Nordenhök is one of Sweden’s most interesting writers. Her subdued prose and poignant stories are truly affecting. New novel Caesaria echoes themes and nuances from previous works, as well as the macabre scenes and the archaically embellished prose, but this time everything is brought to a head – to accompany a highly remarkable history /… / By using biblical images and the 19th century Romantic movement’s lyrical arabesque of feral vegetation, the elemental forces come crashing through in this both horrific and astonishing peepshow of a novel, in which Hanna Nordenhök successfully adds mythological meaning to everything.
More than anything, this is a breathlessly creepy and deeply affecting portrait of a girl’s life, so confined and so deprived of impressions that it’s verging on madness /… / It is unsettling to be detained at Lilltuna for 244 pages, beyond there and then, also beyond gender warfare and class oppression, incarcerated in a low-level dread, radiantly and skilfully evoked by Hanna Nordenhök
Hanna Nordenhök’s wonderfully poetic prose creates a powerful and complex sensation, that recalls both the Garden of Eden as well as a pressure vessel /… / Where Hanna Nordenhök’s previous novels played out against an identifiable reality: in Dalby, in Indonesia, in Råby juvenile detention centre, Caesaria’s house appears as something straight out of a fairytale, a next-door-neighbour to Rapunzel’s and Cinderella’s castles.

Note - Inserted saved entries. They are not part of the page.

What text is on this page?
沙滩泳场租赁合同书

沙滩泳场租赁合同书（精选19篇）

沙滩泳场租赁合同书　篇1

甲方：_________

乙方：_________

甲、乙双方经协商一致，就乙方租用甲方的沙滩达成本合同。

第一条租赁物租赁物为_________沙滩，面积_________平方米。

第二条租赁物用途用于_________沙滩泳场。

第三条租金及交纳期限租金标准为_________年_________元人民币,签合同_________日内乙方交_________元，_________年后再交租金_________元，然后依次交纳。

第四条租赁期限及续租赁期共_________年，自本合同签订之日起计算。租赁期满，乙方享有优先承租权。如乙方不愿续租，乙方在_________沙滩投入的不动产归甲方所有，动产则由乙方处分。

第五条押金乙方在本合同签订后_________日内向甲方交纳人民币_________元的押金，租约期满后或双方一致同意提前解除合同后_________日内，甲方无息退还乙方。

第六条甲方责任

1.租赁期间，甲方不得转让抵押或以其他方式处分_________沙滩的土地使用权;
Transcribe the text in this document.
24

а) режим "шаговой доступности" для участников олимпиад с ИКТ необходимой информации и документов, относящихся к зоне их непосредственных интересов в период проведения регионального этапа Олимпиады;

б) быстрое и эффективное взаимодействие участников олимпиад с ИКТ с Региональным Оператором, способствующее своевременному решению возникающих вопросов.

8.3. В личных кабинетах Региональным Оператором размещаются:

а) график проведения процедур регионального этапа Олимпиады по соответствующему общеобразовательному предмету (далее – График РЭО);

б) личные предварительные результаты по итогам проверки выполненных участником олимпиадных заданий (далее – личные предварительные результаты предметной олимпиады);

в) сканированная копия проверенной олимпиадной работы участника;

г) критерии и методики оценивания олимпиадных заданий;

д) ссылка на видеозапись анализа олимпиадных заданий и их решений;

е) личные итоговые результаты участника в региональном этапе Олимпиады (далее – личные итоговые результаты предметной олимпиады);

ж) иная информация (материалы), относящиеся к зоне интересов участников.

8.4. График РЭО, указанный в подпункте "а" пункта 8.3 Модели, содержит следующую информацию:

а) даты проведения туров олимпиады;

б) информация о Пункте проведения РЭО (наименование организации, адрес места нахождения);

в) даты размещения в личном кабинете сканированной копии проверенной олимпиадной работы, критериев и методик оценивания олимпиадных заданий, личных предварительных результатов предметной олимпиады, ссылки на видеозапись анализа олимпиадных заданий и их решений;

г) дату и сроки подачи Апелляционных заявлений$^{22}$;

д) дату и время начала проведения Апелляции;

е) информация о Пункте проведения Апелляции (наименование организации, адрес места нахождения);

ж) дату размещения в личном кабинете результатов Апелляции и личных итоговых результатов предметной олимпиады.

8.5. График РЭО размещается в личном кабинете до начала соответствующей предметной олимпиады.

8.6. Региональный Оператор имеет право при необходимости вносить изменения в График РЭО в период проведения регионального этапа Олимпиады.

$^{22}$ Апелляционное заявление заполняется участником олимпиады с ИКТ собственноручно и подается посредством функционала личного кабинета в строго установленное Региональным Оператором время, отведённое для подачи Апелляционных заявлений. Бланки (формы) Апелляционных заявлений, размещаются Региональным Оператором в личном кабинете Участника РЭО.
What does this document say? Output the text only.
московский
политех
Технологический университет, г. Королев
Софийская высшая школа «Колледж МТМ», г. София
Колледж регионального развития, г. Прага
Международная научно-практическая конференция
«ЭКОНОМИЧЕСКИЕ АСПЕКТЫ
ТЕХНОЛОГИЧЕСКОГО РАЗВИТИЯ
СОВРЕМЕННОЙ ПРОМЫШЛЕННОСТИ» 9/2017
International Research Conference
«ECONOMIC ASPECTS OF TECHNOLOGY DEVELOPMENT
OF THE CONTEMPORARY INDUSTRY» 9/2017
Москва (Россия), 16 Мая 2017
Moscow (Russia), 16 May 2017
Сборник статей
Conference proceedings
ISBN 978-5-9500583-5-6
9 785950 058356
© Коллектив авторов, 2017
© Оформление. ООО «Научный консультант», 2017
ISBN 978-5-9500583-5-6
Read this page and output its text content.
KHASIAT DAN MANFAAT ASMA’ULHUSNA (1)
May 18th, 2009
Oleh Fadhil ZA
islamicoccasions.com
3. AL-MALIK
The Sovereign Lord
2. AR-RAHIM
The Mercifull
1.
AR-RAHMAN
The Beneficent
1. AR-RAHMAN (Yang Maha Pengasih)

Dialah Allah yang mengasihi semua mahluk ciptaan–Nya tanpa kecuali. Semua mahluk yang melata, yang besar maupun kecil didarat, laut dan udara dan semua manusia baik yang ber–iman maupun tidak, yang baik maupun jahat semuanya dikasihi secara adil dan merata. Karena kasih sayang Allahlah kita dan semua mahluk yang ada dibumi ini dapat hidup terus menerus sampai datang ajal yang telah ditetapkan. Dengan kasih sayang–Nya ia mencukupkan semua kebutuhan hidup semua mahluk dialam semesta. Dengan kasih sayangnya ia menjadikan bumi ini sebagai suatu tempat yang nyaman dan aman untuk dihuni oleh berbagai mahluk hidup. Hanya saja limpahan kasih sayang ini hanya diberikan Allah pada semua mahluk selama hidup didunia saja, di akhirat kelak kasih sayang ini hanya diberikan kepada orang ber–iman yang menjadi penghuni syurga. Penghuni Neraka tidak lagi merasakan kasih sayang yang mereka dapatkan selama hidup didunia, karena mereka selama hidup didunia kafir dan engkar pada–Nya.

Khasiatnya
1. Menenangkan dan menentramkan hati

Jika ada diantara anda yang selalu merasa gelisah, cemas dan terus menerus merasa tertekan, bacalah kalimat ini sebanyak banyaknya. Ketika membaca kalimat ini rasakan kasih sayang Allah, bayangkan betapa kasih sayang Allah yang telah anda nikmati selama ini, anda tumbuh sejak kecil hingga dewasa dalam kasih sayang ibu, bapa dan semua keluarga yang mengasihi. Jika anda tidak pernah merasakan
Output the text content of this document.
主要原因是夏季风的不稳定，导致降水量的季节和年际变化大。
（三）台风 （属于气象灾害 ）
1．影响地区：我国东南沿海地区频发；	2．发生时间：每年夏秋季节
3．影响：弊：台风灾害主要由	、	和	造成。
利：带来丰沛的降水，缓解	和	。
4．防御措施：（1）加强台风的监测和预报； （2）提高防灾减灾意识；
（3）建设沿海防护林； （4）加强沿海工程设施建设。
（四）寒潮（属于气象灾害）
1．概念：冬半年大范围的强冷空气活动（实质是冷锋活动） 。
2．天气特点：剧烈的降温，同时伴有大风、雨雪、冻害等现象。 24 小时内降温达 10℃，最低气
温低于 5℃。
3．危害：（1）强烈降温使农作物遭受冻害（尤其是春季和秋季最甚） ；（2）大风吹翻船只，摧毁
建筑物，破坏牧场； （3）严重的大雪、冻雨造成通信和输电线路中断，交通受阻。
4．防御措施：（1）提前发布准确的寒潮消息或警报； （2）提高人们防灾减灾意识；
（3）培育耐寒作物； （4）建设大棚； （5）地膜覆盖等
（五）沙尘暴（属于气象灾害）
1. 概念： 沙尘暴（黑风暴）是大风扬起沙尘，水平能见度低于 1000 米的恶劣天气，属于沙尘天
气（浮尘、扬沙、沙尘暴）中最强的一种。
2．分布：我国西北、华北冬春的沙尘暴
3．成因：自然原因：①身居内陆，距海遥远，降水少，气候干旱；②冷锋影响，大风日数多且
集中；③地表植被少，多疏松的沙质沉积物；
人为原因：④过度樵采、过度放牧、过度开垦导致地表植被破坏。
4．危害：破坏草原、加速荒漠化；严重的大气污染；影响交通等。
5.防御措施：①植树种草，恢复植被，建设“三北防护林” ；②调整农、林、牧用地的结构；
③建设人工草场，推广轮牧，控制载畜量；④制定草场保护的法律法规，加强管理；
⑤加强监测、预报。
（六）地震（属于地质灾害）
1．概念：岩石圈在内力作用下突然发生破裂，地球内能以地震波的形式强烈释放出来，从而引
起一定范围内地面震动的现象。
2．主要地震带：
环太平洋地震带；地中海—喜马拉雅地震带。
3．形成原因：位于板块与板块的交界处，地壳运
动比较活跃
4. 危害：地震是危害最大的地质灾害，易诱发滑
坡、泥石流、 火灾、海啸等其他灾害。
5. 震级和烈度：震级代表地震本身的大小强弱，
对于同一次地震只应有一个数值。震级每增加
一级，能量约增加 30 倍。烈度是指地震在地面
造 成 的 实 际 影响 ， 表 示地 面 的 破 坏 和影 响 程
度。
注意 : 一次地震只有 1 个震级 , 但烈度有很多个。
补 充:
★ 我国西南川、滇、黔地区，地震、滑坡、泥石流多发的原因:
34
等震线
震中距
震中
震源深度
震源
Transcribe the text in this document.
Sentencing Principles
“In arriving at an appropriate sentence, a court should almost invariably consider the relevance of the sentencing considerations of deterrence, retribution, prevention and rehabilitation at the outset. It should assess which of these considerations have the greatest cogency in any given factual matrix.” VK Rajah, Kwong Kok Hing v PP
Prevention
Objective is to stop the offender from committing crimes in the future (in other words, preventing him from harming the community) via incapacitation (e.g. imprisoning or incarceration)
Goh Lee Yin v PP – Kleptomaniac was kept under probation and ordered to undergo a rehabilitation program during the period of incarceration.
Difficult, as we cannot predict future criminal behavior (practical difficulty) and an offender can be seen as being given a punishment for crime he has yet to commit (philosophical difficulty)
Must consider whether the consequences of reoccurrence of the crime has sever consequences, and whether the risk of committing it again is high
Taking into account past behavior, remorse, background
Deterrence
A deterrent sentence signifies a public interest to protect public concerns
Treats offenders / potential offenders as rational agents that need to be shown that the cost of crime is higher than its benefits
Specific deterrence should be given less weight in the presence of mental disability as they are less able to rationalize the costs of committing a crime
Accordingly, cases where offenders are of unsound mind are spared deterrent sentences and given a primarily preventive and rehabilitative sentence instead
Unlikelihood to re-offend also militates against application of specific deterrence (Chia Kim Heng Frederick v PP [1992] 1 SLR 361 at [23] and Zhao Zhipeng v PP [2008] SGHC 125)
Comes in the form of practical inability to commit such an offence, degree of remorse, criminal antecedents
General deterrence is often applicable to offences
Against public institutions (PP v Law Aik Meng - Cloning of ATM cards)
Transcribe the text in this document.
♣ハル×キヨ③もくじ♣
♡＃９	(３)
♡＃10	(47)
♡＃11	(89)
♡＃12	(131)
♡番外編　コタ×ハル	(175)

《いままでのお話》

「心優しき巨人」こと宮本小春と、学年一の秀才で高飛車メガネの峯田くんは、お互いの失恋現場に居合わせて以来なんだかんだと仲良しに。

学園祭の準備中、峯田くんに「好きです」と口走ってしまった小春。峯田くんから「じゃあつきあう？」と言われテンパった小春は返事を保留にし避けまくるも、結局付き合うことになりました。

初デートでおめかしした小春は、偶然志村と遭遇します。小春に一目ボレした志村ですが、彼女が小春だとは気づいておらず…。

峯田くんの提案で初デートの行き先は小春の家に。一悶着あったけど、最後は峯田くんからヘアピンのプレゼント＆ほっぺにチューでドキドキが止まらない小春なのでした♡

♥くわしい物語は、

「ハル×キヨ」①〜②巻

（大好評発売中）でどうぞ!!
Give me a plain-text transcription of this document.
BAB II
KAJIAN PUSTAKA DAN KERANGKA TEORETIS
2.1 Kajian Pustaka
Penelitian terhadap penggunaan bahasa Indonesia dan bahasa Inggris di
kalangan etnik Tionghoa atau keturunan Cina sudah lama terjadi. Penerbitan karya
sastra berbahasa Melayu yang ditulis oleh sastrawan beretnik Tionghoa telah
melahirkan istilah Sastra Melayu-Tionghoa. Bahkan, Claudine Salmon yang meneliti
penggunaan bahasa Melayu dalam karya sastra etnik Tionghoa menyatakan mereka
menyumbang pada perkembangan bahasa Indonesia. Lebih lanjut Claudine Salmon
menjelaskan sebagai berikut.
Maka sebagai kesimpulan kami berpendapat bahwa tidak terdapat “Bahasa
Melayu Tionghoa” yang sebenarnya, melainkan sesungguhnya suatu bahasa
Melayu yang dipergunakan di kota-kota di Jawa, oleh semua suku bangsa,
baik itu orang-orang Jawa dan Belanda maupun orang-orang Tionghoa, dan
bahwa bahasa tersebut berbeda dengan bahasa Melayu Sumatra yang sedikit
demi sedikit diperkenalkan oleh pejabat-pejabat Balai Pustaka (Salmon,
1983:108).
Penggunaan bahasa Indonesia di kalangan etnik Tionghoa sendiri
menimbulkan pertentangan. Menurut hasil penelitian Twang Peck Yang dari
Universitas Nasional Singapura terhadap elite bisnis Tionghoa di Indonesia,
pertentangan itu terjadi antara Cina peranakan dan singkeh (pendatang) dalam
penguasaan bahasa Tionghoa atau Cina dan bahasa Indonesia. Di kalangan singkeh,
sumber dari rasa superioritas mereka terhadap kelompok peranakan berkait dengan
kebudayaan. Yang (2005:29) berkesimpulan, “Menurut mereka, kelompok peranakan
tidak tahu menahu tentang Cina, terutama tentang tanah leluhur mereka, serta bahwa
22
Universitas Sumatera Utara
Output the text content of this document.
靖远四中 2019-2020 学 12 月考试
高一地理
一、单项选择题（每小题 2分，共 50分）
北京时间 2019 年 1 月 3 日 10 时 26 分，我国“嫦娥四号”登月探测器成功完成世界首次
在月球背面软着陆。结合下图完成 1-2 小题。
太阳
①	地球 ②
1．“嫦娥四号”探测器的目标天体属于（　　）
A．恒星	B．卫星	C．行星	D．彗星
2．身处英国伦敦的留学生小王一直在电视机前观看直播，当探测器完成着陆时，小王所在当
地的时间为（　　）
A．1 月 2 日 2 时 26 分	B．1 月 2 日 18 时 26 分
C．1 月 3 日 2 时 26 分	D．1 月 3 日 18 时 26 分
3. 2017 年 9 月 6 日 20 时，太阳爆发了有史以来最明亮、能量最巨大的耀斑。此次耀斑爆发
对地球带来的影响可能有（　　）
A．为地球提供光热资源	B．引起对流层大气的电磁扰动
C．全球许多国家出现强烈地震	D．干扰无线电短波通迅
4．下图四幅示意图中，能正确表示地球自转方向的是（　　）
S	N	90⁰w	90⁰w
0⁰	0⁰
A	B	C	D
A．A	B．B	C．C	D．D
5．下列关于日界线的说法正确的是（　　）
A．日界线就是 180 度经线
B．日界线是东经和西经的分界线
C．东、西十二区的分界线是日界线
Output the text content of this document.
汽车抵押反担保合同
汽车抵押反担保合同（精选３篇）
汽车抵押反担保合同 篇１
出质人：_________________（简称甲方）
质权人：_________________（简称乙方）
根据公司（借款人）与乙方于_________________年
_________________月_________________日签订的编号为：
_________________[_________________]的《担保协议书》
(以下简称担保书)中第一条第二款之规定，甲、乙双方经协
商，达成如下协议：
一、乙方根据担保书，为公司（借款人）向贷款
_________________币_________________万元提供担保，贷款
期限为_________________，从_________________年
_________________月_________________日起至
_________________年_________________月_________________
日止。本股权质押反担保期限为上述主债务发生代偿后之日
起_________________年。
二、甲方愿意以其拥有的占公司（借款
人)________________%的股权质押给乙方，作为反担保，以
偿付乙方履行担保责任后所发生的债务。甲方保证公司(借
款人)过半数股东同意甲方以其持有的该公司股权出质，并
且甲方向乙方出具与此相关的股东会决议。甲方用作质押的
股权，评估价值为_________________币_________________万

But here there is no liberation, no way out. Her dilemma resembles that of Segismundo in Calderon’s 17th century drama Life is a Dream. What is reality to those who have grown up trapped in their own bodies, relying upon their own senses, without any contact with the world outside? An illusion, a dream, a nightmare? The victim, an object for a past apparatus of care and violence, speaks and thus creates her own world of colours, scents, light and sounds: frightening, alluring, full of beauty, pain and grief. Society fades away, and what is left is existence itself, shimmering and profound like a black pearl.
If it is true that the Sámis have one hundred words for snow, Nordenhök must have one hundred ways to describe the light of the skies. Hanna Nordenhök writes sentences that are intense and ambiguous, like sinister omens of what is to come /… / The furiously beautiful sentences and the horror that lurks underneath them create an atmosphere that recalls Marguerite Duras’ portrayals of the intimate relationship between lust and pain.